At this Tura New Music event, we also heard Daniel Kossov as soloist in Bryars’ Violin Concerto with Roger Smalley a meticulously prepared conductor. Kossov’s exquisitely hushed, finely drawn violin line, to an often muted accompaniment, called water-colour images of mist-enshrouded landscapes to mind, an essay in tranquillity.

Percussion ensemble Tetrafide gave us an account of One Last Bar Then Joe Can Sing, yet another of Bryars’ fascinating experiments in musical gentleness. I felt strongly drawn to this, as the five percussionists created hushed auras of sound by bowing crotales and vibraphones which combined with marimba murmurings and delicate use of windchimes to produce some of the most soothing music imaginable.

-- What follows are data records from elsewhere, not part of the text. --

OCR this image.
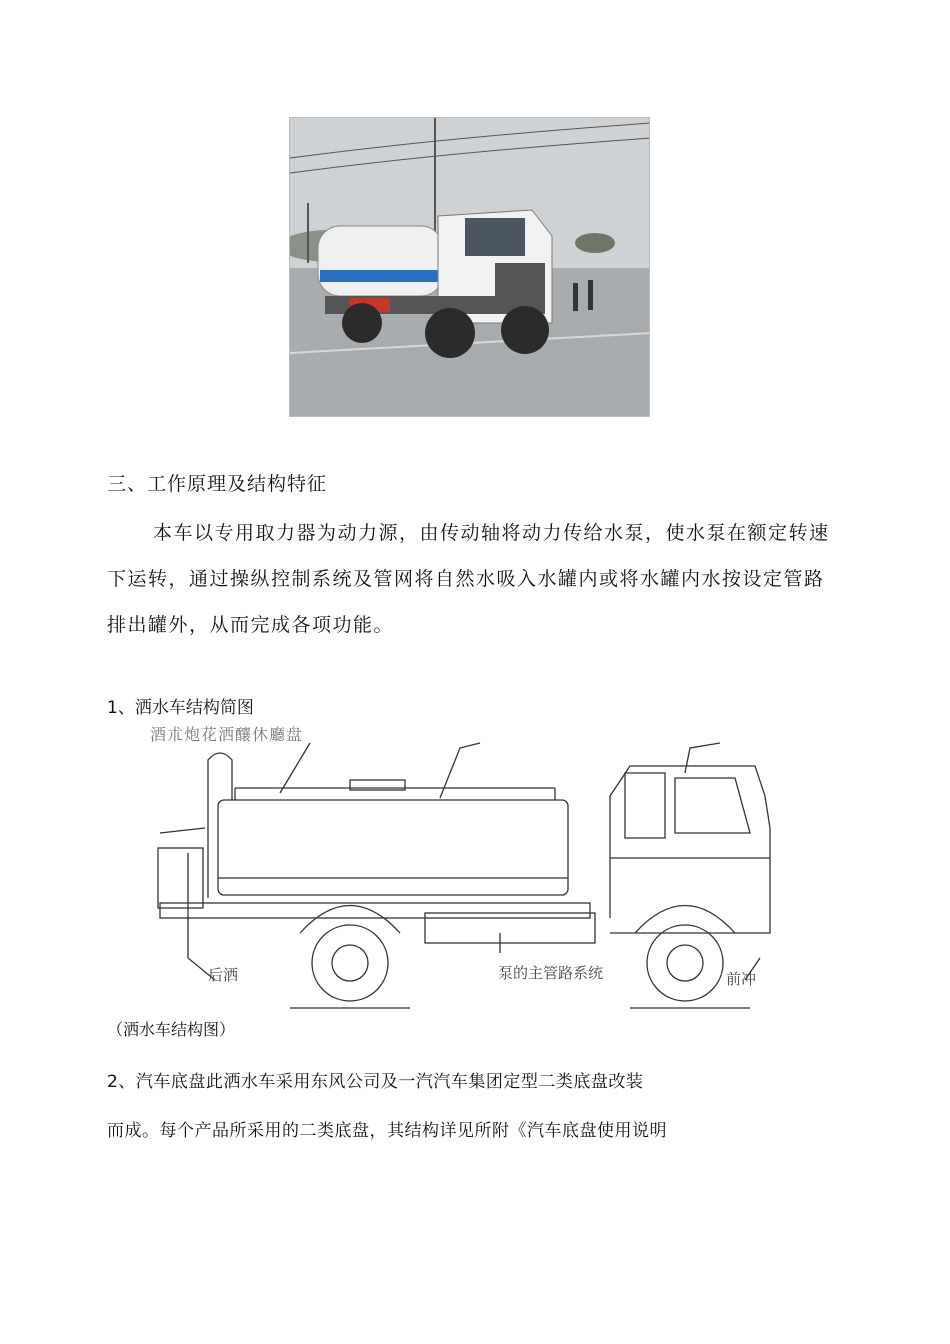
三、工作原理及结构特征
本车以专用取力器为动力源，由传动轴将动力传给水泵，使水泵在额定转速下运转，通过操纵控制系统及管网将自然水吸入水罐内或将水罐内水按设定管路排出罐外，从而完成各项功能。
1、洒水车结构简图
酒朮炮花洒釀休廳盘
后洒	泵的主管路系统	前冲
（洒水车结构图）
2、汽车底盘此洒水车采用东风公司及一汽汽车集团定型二类底盘改装
而成。每个产品所采用的二类底盘，其结构详见所附《汽车底盘使用说明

I found Bryars’ Viennese Dance No 1 bewildering as was Bryars program note that Mata Hari (Dutch, her real name was Gertrud Zelle) was one of the three most celebrated dancers in the world. Really? I could not, in all frankness, discern anything about this work that could persuade me that it unequivocally suggested either Vienna or the dance.

But Bryars’ String Quartet No 3 was very much more satisfying musical fare. Deeply felt, often throbbing with ardour, its most passionate moments called Schoenberg’s Verklaerte Nacht to mind and held the attention throughout despite the irritating intrusion of traffic roaring along St George’s Terrace. This was yet another excellent contribution by the Cremona Quartet which has been one of the glories of PIAF 2004.